Alors rappelez-vous chaque matin que vous allez avancer d’un pas vers la porte lointaine qui vous dissipera dans l’infini, comme cette fumée que je vois s’échapper d’une maison voisine, toute chargée des rêves de la nuit, des craintes du crépuscule, des espoirs de l’aurore. Je me plais à croire que parmi tous ces arbres, au-dessus de ces herbes, sur les chemins, dans les trous de rocher, contre les murs et les parois entre les hommes, et bien oui il y a cette noosphère omniprésente dont parle Teilhard de Chardin, cette participation de l’homme à l’œuvre dans la nature, la création continue de Dieu en l’homme.

Nous sommes au point où nous pouvons faire à peu près ce que nous voulons de la nature, nous l’avons presque entièrement domestiquée, nous sommes capables de nous protéger de la plupart de ses catastrophes, de ses caprices, et nous commençons à nous enorgueillir d’être les seuls maîtres de notre planète, au moment où nous nous demandons si nous ne l’avons pas déjà assassinée. Nos productions n’ont été jusqu’ici que des prédations, nos créations des destructions, nos inventions des déviations. Souvent. Et si tout simplement nous procréions la création ?

Il n’est pas trop tard pour la protéger, la conserver, l’enrichir. Mettons à son service notre intelligence, notre savoir-faire, notre étonnante capacité d’organisation, de fabrication.

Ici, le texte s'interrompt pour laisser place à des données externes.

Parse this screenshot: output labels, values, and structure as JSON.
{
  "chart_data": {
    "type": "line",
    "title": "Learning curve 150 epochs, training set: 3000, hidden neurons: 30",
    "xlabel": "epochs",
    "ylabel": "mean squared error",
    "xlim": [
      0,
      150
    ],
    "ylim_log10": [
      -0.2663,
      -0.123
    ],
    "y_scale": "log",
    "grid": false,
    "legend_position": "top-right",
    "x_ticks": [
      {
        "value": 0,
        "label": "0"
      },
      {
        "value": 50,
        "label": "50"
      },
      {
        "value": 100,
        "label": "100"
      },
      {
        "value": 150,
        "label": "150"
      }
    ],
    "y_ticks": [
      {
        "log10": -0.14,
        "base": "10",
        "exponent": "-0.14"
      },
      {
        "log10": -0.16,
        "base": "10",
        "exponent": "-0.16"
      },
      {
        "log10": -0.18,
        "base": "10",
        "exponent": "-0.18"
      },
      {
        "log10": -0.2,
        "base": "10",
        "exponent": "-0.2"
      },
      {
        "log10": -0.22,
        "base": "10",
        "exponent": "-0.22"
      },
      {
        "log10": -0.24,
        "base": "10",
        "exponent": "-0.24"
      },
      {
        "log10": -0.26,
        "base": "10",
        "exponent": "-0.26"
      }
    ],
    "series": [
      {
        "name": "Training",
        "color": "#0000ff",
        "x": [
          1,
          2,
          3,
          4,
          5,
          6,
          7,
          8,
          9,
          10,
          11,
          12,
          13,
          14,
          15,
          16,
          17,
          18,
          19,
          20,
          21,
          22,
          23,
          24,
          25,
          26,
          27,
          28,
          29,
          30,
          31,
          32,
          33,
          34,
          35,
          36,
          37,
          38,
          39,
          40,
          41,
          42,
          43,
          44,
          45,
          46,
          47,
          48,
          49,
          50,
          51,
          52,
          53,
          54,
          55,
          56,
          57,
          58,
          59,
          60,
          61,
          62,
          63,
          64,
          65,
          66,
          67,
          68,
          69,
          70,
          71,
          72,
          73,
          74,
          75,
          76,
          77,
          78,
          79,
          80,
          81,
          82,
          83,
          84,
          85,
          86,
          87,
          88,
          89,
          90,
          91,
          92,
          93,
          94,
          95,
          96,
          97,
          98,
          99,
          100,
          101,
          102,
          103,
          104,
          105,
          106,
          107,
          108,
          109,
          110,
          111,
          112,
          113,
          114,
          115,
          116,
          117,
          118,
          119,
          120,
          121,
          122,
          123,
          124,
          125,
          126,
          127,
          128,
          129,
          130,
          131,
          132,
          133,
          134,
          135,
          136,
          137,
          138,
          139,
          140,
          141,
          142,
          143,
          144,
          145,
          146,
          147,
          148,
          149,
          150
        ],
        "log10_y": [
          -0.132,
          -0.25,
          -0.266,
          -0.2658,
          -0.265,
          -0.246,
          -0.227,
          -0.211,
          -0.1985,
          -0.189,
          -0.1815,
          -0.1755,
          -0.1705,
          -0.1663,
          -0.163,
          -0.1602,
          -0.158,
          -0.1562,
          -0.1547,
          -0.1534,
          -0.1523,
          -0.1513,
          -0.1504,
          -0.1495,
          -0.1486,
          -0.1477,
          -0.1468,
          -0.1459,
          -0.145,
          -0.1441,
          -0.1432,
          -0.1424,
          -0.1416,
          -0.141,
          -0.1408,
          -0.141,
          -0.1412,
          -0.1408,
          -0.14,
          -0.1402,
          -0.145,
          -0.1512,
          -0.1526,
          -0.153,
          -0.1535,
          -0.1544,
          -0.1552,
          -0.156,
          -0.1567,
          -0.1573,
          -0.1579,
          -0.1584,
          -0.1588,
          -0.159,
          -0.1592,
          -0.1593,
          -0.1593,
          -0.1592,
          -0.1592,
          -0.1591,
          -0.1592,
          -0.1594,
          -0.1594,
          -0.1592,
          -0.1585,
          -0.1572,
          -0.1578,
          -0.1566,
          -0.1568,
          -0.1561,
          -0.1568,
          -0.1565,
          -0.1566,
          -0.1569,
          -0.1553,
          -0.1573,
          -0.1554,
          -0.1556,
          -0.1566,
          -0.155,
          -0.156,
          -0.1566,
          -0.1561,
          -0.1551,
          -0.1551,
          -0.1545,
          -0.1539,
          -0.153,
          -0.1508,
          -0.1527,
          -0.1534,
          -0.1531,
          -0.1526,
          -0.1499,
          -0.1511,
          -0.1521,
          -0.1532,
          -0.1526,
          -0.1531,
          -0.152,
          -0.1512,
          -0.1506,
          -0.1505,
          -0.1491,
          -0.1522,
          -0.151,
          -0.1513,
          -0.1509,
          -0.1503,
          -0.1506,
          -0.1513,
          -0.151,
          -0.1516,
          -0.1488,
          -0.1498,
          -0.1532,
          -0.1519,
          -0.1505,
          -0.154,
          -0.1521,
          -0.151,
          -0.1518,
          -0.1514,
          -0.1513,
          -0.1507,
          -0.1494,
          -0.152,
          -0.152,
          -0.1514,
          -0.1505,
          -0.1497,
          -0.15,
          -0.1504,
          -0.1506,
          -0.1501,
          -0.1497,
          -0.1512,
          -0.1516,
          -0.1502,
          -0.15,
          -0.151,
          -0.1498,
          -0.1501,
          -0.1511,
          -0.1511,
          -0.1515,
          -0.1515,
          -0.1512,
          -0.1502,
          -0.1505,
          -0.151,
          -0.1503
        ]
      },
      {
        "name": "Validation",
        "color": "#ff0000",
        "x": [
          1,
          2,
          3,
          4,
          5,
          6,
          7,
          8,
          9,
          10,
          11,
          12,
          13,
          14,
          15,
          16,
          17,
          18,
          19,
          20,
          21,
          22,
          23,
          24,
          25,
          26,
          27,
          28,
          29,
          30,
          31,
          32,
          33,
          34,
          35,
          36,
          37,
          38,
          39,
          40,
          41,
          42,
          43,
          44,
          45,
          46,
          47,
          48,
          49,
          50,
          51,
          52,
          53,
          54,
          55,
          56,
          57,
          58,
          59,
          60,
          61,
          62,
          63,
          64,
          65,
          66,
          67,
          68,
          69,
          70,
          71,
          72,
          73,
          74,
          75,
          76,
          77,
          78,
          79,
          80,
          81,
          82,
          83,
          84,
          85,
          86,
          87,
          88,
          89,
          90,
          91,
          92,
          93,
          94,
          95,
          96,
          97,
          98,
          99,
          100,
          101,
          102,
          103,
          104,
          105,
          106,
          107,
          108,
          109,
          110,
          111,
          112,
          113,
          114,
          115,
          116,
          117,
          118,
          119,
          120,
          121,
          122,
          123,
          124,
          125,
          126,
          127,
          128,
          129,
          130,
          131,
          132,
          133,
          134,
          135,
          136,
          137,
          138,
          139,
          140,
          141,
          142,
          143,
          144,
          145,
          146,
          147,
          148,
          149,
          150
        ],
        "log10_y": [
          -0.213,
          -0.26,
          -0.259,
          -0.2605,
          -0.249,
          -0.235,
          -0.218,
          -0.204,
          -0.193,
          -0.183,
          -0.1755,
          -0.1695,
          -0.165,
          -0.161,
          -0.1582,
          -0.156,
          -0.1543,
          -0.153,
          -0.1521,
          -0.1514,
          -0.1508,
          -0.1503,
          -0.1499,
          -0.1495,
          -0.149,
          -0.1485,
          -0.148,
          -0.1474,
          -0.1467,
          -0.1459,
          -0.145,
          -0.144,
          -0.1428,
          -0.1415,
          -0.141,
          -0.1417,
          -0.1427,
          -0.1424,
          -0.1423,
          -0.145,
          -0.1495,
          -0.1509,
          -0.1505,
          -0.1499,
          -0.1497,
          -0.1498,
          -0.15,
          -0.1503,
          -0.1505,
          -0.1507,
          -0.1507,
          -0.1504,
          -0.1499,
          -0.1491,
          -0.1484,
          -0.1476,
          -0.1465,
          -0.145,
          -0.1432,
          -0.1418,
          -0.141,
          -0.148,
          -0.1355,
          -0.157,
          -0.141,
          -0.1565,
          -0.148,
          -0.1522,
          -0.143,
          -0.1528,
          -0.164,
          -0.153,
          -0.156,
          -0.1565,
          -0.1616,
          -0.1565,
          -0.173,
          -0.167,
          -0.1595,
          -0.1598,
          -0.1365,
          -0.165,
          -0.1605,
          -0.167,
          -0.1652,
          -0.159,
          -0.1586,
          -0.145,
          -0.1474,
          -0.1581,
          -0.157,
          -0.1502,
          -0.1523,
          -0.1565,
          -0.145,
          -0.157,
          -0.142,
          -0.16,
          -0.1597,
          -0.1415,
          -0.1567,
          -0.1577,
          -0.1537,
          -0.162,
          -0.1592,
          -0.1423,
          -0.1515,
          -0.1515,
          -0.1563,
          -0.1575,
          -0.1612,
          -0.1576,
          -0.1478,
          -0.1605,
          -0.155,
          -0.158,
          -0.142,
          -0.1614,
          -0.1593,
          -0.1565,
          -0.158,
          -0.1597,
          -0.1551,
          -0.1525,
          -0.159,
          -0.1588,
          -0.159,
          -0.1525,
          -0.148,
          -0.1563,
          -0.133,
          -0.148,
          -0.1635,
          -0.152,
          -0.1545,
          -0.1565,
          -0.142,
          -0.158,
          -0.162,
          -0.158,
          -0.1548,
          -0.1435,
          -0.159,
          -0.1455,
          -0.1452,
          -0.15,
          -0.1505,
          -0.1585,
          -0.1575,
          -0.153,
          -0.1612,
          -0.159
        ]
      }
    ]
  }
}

Mais à quoi bon le dire si chacun de nous ne prend pas une part, aussi modeste soit-elle à cette œuvre solidaire de protection.

Mes fils, je vous ai dit tout à l’heure que vous deviez être fiers de vivre; parce que vous êtes des privilégiés, de naissance et d’enfance, qui fut heureuse, même si parfois il vous vient quelques regrets, de mauvais souvenirs. Qu’importe, vous êtes riche d’un immense patrimoine culturel, naturel et familial qui vous permet d’atteindre de bien plus vastes aspects de vie, de bien plus hauts sommets de connaissance que la grande majorité de ceux qui ont moins reçu que vous. Vous ne le devez pas à moi, à mon père, ou à votre mère, mais à toute cette ascendance qui mystérieusement vous a peu à peu enracinés, par hasard et par nécessité, là où vous êtes et non ailleurs, avec en plus ce que vous apportez, avec ce que vous faites, personnellement. Être, avoir et faire, c’est cela la vie.

Les bâtisseurs de cathédrales, les constructeurs de murs, ces fermiers, ces ouvriers, ces passants du passé savaient-ils que ce qu’ils laissaient derrière eux (ou devant ?) serait encore debout aujourd’hui, encore apprécié, encore appris ? Ils vivaient comme vous, leur présent par leur passé et pour l’avenir, notre présent. Le paradoxe de l’homme : cette fidélité à une vision du monde qui l’oblige à réaliser ce qui souvent peut paraître dérisoire et inutile, mais nécessaire, qui l’oblige à toujours aller de l’avant, comme poussé, mû par une force en location qu’il gère à sa manière. La durée de l’emprunt : sa vie, grâce à ce moteur inusable et permanent qu’est l’amour. Mais en même temps, il oublie cette permanence, cette durée, et néglige l’entretien de ce qu’il a reçu, étrange perte sélective de mémoire, cruelle ignorance du futur… Coincé entre un passé pesant et un futur fatal, il absorbe son présent à petits coups de langue, de gestes et de grimaces.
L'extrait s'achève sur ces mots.